Coping with Carpal Tunnel

It all starts with a gradual ache in your hand and wrist – and before you know it, the pain coupled with tingling and weakness sets in. You don’t remember hurting yourself, but before long, you find difficulty in even the simplest activities!

You may be experiencing what medical professionals call carpal tunnel syndrome. Carpal tunnel is caused by increased pressure on the median nerve which enters the hand from the forearm through a tunnel (the carpal tunnel) to your wrist. The affected hand may begin to feel numb or tingly, like the pins and needles sensation after your foot falls asleep. Normally these sensations are felt in the thumb and forefinger, but can spread throughout the whole hand.

Carpal tunnel symptoms can occur from a concurrent illness or physical condition such as arthritis, obesity or diabetes or a repetitive motion strain like constantly flexing your wrist up and down. But regardless of its origin this nerve entrapment disorder is the number one cause of occupational cumulative trauma. In fact over eight million people suffer from carpal tunnel. And women are twice as likely to sustain this problem.

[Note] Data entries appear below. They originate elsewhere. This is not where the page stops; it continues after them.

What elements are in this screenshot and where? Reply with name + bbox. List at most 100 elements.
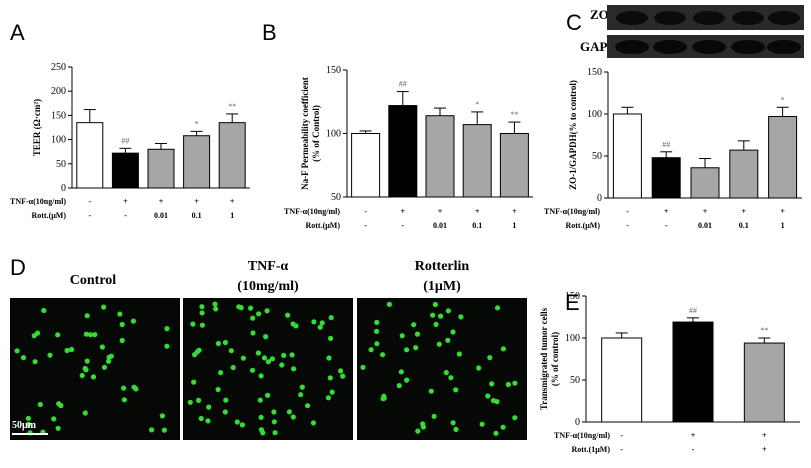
cell-dot <box>317 324 323 330</box>
condition-cell: - <box>692 445 695 454</box>
condition-cell: + <box>512 207 517 216</box>
cell-dot <box>489 381 495 387</box>
cell-dot <box>404 347 410 353</box>
chart-e: 0 50 100 150 Transmigrated tumor cells (% of … <box>539 291 800 454</box>
cell-dot <box>319 320 325 326</box>
bar <box>388 105 418 198</box>
cell-dot <box>436 341 442 347</box>
condition-cell: + <box>475 207 480 216</box>
cell-dot <box>494 399 500 405</box>
cell-dot <box>263 334 269 340</box>
cell-dot <box>310 420 316 426</box>
cell-dot <box>445 308 451 314</box>
condition-cell: 1 <box>781 221 785 230</box>
cell-dot <box>69 346 75 353</box>
blot-band-gapdh <box>653 40 687 54</box>
cell-dot <box>248 305 254 311</box>
cell-dot <box>413 345 419 351</box>
cell-dot <box>380 352 386 358</box>
cell-dot <box>368 347 374 353</box>
y-tick-label: 100 <box>587 109 602 120</box>
y-tick-label: 0 <box>575 417 580 428</box>
condition-cell: - <box>401 221 404 230</box>
cell-dot <box>325 395 331 401</box>
condition-row-label: TNF-α(10ng/ml) <box>544 207 600 216</box>
cell-dot <box>298 392 304 398</box>
cell-dot <box>411 322 417 328</box>
cell-dot <box>260 430 266 436</box>
y-axis-label-line: (% of control) <box>550 332 560 386</box>
y-tick-label: 50 <box>56 159 66 170</box>
condition-cell: - <box>88 197 91 206</box>
cell-dot <box>119 321 125 328</box>
cell-dot <box>238 305 244 311</box>
cell-dot <box>458 314 464 320</box>
condition-cell: 0.01 <box>154 211 168 220</box>
bar <box>147 148 175 189</box>
cell-dot <box>485 393 491 399</box>
cell-dot <box>289 352 295 358</box>
cell-dot <box>14 348 20 354</box>
condition-cell: - <box>626 221 629 230</box>
cell-dot <box>79 372 85 379</box>
cell-dot <box>494 305 501 311</box>
condition-cell: 0.1 <box>472 221 482 230</box>
cell-dot <box>255 350 261 356</box>
cell-dot <box>192 352 198 358</box>
cell-dot <box>222 409 228 415</box>
cell-dot <box>279 362 285 368</box>
cell-dot <box>396 383 402 389</box>
micrograph-title: Rotterlin <box>415 259 470 274</box>
cell-dot <box>399 333 405 339</box>
condition-cell: + <box>230 197 235 206</box>
cell-dot <box>90 374 97 380</box>
cell-dot <box>218 370 224 376</box>
cell-dot <box>164 326 170 332</box>
cell-dot <box>271 419 277 425</box>
cell-dot <box>305 403 311 409</box>
cell-dot <box>215 386 221 393</box>
condition-cell: - <box>665 221 668 230</box>
cell-dot <box>256 311 262 317</box>
cell-dot <box>101 304 107 310</box>
bar <box>672 321 714 423</box>
cell-dot <box>264 308 270 314</box>
cell-dot <box>190 321 196 327</box>
cell-dot <box>130 318 136 324</box>
cell-dot <box>161 427 167 433</box>
cell-dot <box>258 373 264 379</box>
bar <box>462 124 492 198</box>
significance-mark: ## <box>662 140 670 149</box>
y-tick-label: 150 <box>51 110 66 121</box>
cell-dot <box>258 414 264 420</box>
condition-cell: + <box>401 207 406 216</box>
blot-band-gapdh <box>615 40 649 54</box>
cell-dot <box>500 424 506 430</box>
condition-cell: - <box>620 445 623 454</box>
cell-dot <box>249 367 256 373</box>
condition-cell: + <box>691 431 696 440</box>
bar <box>651 157 681 199</box>
cell-dot <box>493 430 499 436</box>
condition-row-label: TNF-α(10ng/ml) <box>10 197 66 206</box>
y-tick-label: 200 <box>51 86 66 97</box>
panel-letter-b: B <box>262 20 277 45</box>
cell-dot <box>250 315 256 321</box>
cell-dot <box>431 413 437 419</box>
cell-dot <box>199 304 205 310</box>
cell-dot <box>119 337 125 344</box>
cell-dot <box>448 375 454 381</box>
significance-mark: ## <box>399 80 407 89</box>
cell-dot <box>512 415 518 421</box>
cell-dot <box>512 380 518 386</box>
cell-dot <box>340 373 346 379</box>
y-tick-label: 100 <box>326 129 341 140</box>
cell-dot <box>121 385 127 391</box>
bar <box>425 115 455 198</box>
condition-cell: - <box>620 431 623 440</box>
micrograph-title: (10mg/ml) <box>237 279 299 294</box>
chart-b: 50 100 150 Na-F Permeability coefficient (% … <box>284 65 533 230</box>
y-tick-label: 150 <box>565 291 580 302</box>
y-tick-label: 0 <box>597 193 602 204</box>
condition-cell: 0.1 <box>192 211 202 220</box>
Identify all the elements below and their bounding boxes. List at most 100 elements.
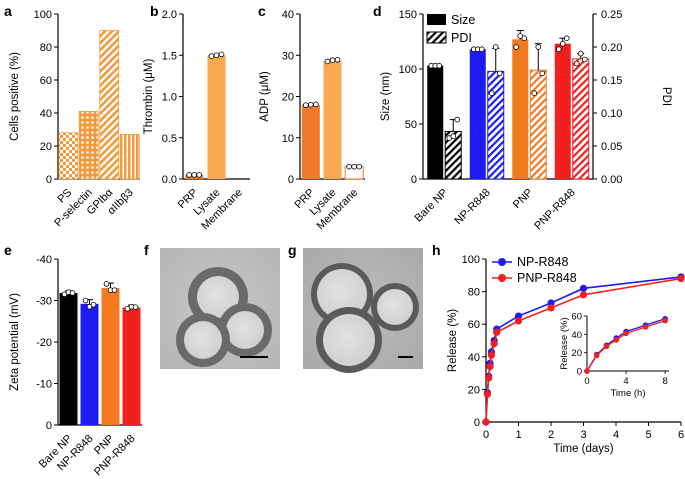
- data-point: [191, 172, 197, 178]
- x-tick-label: 2: [548, 429, 554, 441]
- y-tick-label: 60: [468, 319, 480, 331]
- data-point: [559, 40, 566, 47]
- x-tick-label: 5: [645, 429, 651, 441]
- inset-y-tick-label: 20: [571, 348, 582, 359]
- series-point: [485, 374, 493, 382]
- data-point: [531, 90, 538, 96]
- panel-label-h: h: [432, 242, 441, 258]
- y-tick-label: 0: [288, 174, 294, 186]
- y-tick-label: 40: [468, 352, 480, 364]
- y-right-tick-label: 0.10: [601, 108, 622, 120]
- data-point: [573, 60, 580, 67]
- series-point: [579, 284, 588, 292]
- y-tick-label: 0: [474, 417, 480, 429]
- inset-x-tick-label: 4: [623, 376, 628, 387]
- y-tick-label: 1.5: [162, 50, 177, 62]
- y-right-tick-label: 0.05: [601, 141, 622, 153]
- y-tick-label: -40: [36, 254, 52, 266]
- inset-series-point: [593, 352, 600, 359]
- y-right-tick-label: 0.15: [601, 75, 622, 87]
- panel-label-a: a: [4, 3, 12, 19]
- inset-x-tick-label: 0: [584, 376, 589, 387]
- chart-d: 0 50 100 150 Size (nm) 0.00 0.05 0.10 0.15 0.20 0.…: [380, 9, 672, 232]
- series-point: [493, 328, 501, 336]
- legend-marker: [498, 274, 506, 282]
- y-tick-label: 0: [46, 174, 52, 186]
- panel-label-e: e: [4, 242, 12, 258]
- bar-pdi: [487, 70, 505, 180]
- bar: [99, 30, 120, 180]
- data-point: [313, 101, 319, 108]
- data-point: [488, 90, 495, 96]
- y-tick-label: 20: [468, 384, 480, 396]
- data-point: [324, 58, 331, 65]
- series-line: [485, 277, 682, 423]
- data-point: [69, 290, 76, 296]
- data-point: [496, 70, 503, 77]
- y-tick-label: 60: [40, 75, 52, 87]
- legend-label-size: Size: [451, 13, 475, 27]
- y-tick-label: 20: [282, 92, 294, 104]
- y-tick-label: 1.0: [162, 92, 177, 104]
- y-tick-label: -30: [36, 296, 52, 308]
- data-point: [132, 304, 139, 310]
- data-point: [186, 172, 192, 178]
- panel-label-f: f: [144, 242, 149, 258]
- legend-label-pdi: PDI: [451, 31, 472, 45]
- series-point: [514, 317, 523, 325]
- x-tick-label: 4: [613, 429, 619, 441]
- legend-marker: [498, 258, 506, 266]
- x-tick-label: 3: [580, 429, 586, 441]
- y-tick-label: -20: [36, 337, 52, 349]
- y-axis-label: Cells positive (%): [9, 52, 21, 141]
- bar-size: [469, 49, 486, 180]
- series-point: [579, 291, 588, 299]
- y-tick-label: 2.0: [162, 9, 177, 21]
- inset-y-axis-label: Release (%): [559, 317, 570, 369]
- legend-label: PNP-R848: [517, 271, 577, 285]
- bar: [301, 104, 320, 179]
- vesicle-core: [317, 269, 367, 319]
- inset-series-point: [603, 343, 610, 350]
- vesicle-core: [323, 314, 375, 366]
- y-tick-label: 30: [282, 50, 294, 62]
- bar: [80, 303, 99, 425]
- bar: [122, 307, 141, 425]
- bar: [58, 132, 79, 180]
- y-tick-label: 40: [282, 9, 294, 21]
- y-tick-label: 100: [34, 9, 52, 21]
- panel-label-b: b: [150, 3, 159, 19]
- y-right-tick-label: 0.00: [601, 174, 622, 186]
- inset-y-tick-label: 40: [571, 330, 582, 341]
- x-axis-label: Time (days): [553, 443, 613, 455]
- data-point: [356, 163, 362, 170]
- bar-size: [512, 39, 529, 179]
- y-tick-label: 80: [40, 42, 52, 54]
- series-point: [490, 340, 498, 348]
- bar: [207, 55, 226, 179]
- inset-series-line: [586, 319, 666, 372]
- y-axis-label: Size (nm): [380, 72, 392, 121]
- x-tick-label: 0: [483, 429, 489, 441]
- x-tick-label: 6: [678, 429, 684, 441]
- data-point: [213, 52, 220, 59]
- panel-label-g: g: [288, 242, 297, 258]
- y-tick-label: 50: [405, 119, 417, 131]
- inset-y-tick-label: 60: [571, 312, 582, 323]
- vesicle-core: [197, 276, 239, 318]
- series-line: [485, 276, 682, 423]
- data-point: [535, 44, 542, 50]
- legend-label: NP-R848: [517, 255, 568, 269]
- y-tick-label: 80: [468, 287, 480, 299]
- series-point: [487, 351, 496, 359]
- data-point: [111, 287, 118, 293]
- inset-series-point: [623, 330, 629, 337]
- y-tick-label: 150: [399, 9, 417, 21]
- y-axis-right-label: PDI: [660, 87, 672, 106]
- x-category-label: NP-R848: [452, 187, 492, 227]
- data-point: [329, 57, 336, 63]
- inset-series-point: [662, 317, 668, 324]
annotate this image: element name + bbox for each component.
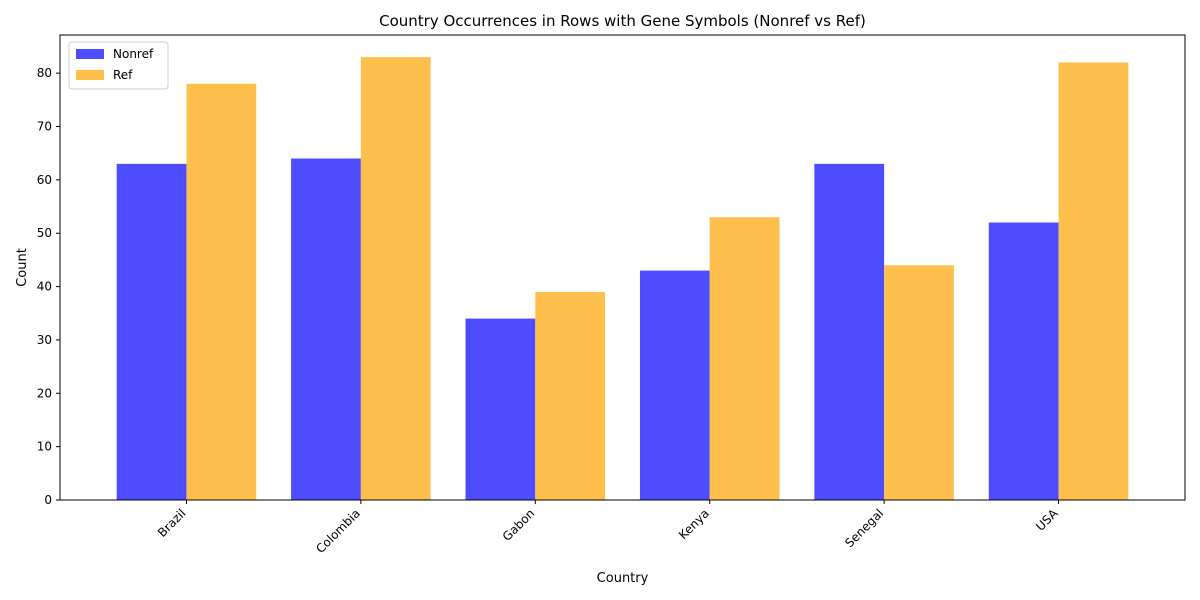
bars-layer [116, 57, 1129, 501]
y-tick-label: 10 [37, 440, 52, 454]
bar-ref-usa [1058, 62, 1129, 500]
bar-nonref-usa [988, 222, 1059, 500]
y-tick-label: 50 [37, 226, 52, 240]
chart-title: Country Occurrences in Rows with Gene Sy… [379, 12, 866, 30]
legend-label-ref: Ref [113, 68, 133, 82]
bar-nonref-gabon [465, 318, 536, 500]
legend-swatch-ref [76, 70, 104, 80]
y-tick-label: 20 [37, 386, 52, 400]
y-tick-label: 70 [37, 120, 52, 134]
plot-frame [59, 34, 1186, 501]
y-tick-label: 80 [37, 66, 52, 80]
bar-ref-brazil [186, 83, 257, 501]
y-axis-label: Count [15, 248, 30, 287]
bar-ref-gabon [535, 291, 606, 500]
bar-nonref-kenya [639, 270, 710, 500]
y-tick-label: 0 [44, 493, 52, 507]
bar-nonref-colombia [291, 158, 361, 501]
legend: Nonref Ref [68, 41, 169, 90]
bar-nonref-senegal [814, 163, 885, 501]
y-tick-label: 40 [37, 280, 52, 294]
x-axis-label: Country [597, 571, 649, 586]
y-tick-label: 30 [37, 333, 52, 347]
legend-label-nonref: Nonref [113, 47, 154, 61]
y-axis-ticks: 0 10 20 30 40 50 60 70 80 [37, 66, 60, 507]
y-tick-label: 60 [37, 173, 52, 187]
bar-ref-kenya [709, 217, 780, 500]
bar-ref-colombia [360, 57, 431, 501]
legend-swatch-nonref [76, 49, 104, 59]
bar-ref-senegal [884, 265, 954, 500]
bar-nonref-brazil [116, 163, 187, 501]
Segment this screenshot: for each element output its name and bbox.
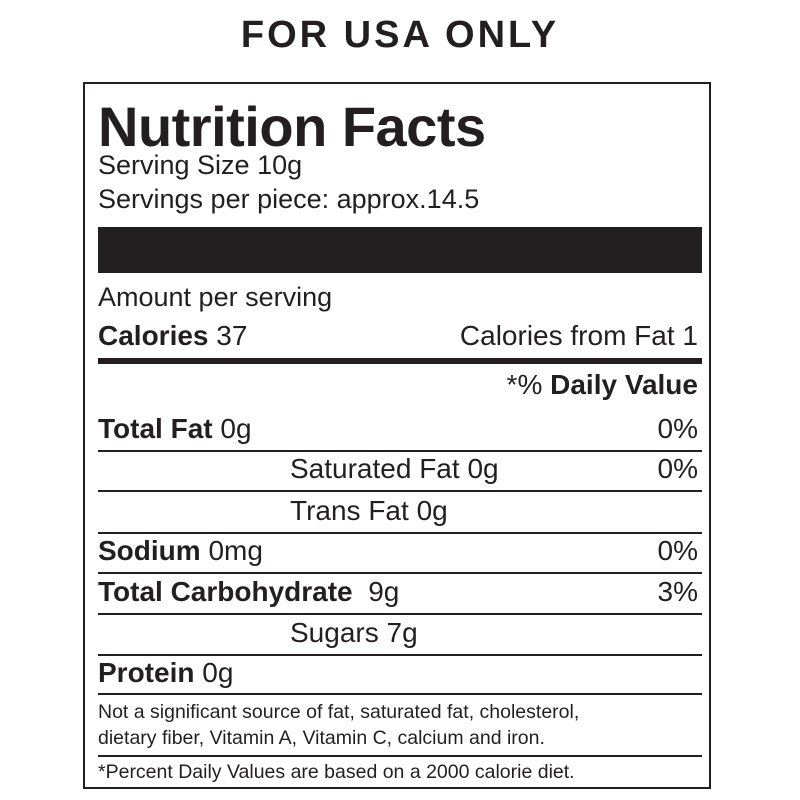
divider: [98, 450, 702, 452]
nutrient-name: Sodium: [98, 535, 201, 566]
daily-value-header: *% Daily Value: [98, 365, 702, 405]
serving-size: Serving Size 10g: [98, 150, 303, 180]
nutrition-facts-label: Nutrition Facts Serving Size 10g Serving…: [83, 82, 711, 789]
divider: [98, 755, 702, 757]
nutrient-row: Protein 0g: [98, 653, 702, 693]
servings-per-piece: Servings per piece: approx.14.5: [98, 184, 480, 214]
black-divider-bar: [98, 227, 702, 273]
dv-label: Daily Value: [550, 369, 698, 400]
thick-divider: [98, 358, 702, 364]
dv-prefix: *%: [506, 369, 543, 400]
calories-row: Calories 37 Calories from Fat 1: [98, 316, 702, 356]
nutrient-row: Total Fat 0g 0%: [98, 409, 702, 449]
note-line-1: Not a significant source of fat, saturat…: [98, 701, 580, 723]
nutrient-daily-value: 0%: [657, 413, 698, 444]
nutrient-name: Sugars: [290, 617, 379, 648]
divider: [98, 654, 702, 656]
nutrient-amount: 0g: [467, 453, 499, 484]
nutrient-amount: 7g: [386, 617, 418, 648]
divider: [98, 693, 702, 695]
nutrient-row: Trans Fat 0g: [98, 491, 702, 531]
nutrient-row: Total Carbohydrate 9g 3%: [98, 572, 702, 612]
nutrient-daily-value: 3%: [657, 576, 698, 607]
amount-per-serving: Amount per serving: [98, 282, 333, 312]
divider: [98, 613, 702, 615]
nutrient-row: Sodium 0mg 0%: [98, 531, 702, 571]
nutrient-name: Trans Fat: [290, 495, 409, 526]
divider: [98, 532, 702, 534]
nutrient-amount: 9g: [368, 576, 400, 607]
nutrient-name: Protein: [98, 657, 195, 688]
nutrient-amount: 0mg: [208, 535, 263, 566]
footnote: *Percent Daily Values are based on a 200…: [98, 761, 575, 783]
note-line-2: dietary fiber, Vitamin A, Vitamin C, cal…: [98, 727, 545, 749]
calories-from-fat: Calories from Fat 1: [459, 320, 698, 351]
calories-value: 37: [216, 320, 248, 351]
nutrient-amount: 0g: [220, 413, 252, 444]
nutrient-name: Total Fat: [98, 413, 213, 444]
nutrient-row: Sugars 7g: [98, 613, 702, 653]
nutrient-row: Saturated Fat 0g 0%: [98, 449, 702, 489]
nutrient-name: Total Carbohydrate: [98, 576, 353, 607]
divider: [98, 572, 702, 574]
nutrient-daily-value: 0%: [657, 453, 698, 484]
calories-label: Calories: [98, 320, 209, 351]
for-usa-only-heading: FOR USA ONLY: [240, 14, 560, 56]
divider: [98, 490, 702, 492]
nutrient-daily-value: 0%: [657, 535, 698, 566]
nutrient-amount: 0g: [202, 657, 234, 688]
nutrient-amount: 0g: [416, 495, 448, 526]
nutrient-name: Saturated Fat: [290, 453, 460, 484]
label-title: Nutrition Facts: [98, 95, 486, 158]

Carpal tunnel is so common it is second behind back injuries as the leading cause of lost time at work and total medical costs. And though it may sound trivial, carpal tunnel can interfere with daily activities.

Pain is pain, no matter where it is located. And pain disrupts your overall wellbeing. But there is hope to help you cope with this annoying, disruptive disorder.

According to medical experts, over-the-counter nonsteroidal anti-inflammatory medications such as aspirin or ibuprofen can help reduce the discomfort and inflammation of carpal tunnel. Acetaminophen on the other hand can help decrease the pain but does nothing for the inflammation.

Medical experts also recommend using an ice pack, which also can reduce the swelling. But care must be taken with ice. It should be applied for no longer than ten to fifteen minutes at a time or you run the risk of freezing the tissues. Heat on the other hand only increases the local swelling.

Taking short frequent breaks to stretch is beneficial. A full body stretch with your hands above your head can relieve muscular tension and improve posture which aids in proper positioning of hands for specific tasks. Performing hand circles (rotation of your wrists) exercises all the muscles of the wrist while restoring circulation.

Avoid letting your hands hang down at your sides when taking a break. In fact the most beneficial position to alleviate symptoms during a break is to keep hands shoulder height and pointing towards the ceiling. The same thing goes for sleeping position. Hanging hands over the side of the bed will only increase the pressure on the nerve making carpal tunnel pain and tingling worse. Keep your hands on the bed and your wrists as straight as possible. If tingling still remains, try making a fist then stretch fingers all the way straight.

Avoid ace wrapping wrists as this can cut off the circulation to the area and cause more problems. Sometimes however, splint usage is recommended for carpal tunnel symptoms to help keep wrists straight. This keeps the pressure off of the nerve. The best type gives support without being totally rigid. Proper fit is important. It should fit in the palm of your hand with your fingers and thumb free. If you think a splint will help the best thing to do is to consult with a qualified medical professional such as a physical therapist or occupational therapist. Splint usage can be beneficial for day or night use.

Try to watch the way you use your hands. Make sure handle grips fit your hand. If it is too small, build it up with tape or rubber tubing – too big, consider another type of handle. Or perhaps you may need to reevaulate the way you use certain tools or utensils. Try not to concentrate the pressure at the base of the wrist as this may exacerbate symptoms. Experiment with different hand positioning to see which one causes less discomfort.

Carpal tunnel, though not life threatening can be life altering. Anything from your job to writing a check can be bothersome. The good news is getting a grip on the pain is possible in most cases. But for those people whose pain is out of control, seeking the advice of a physician is your best option as there are other measures that can be taken, like massage therapy, acupuncture and surgical techniques. And if pain is accompanied with a crackling or crunching sensation, it may be a sign of a more serious condition, such as osteoarthritis.

So taking a little bit of time to break old habits and make new healthy ones, like stretching and exercising hand and wrist muscles just may be the answer you’ve been searching for to help break the painful cycle of symptoms known as carpal tunnel.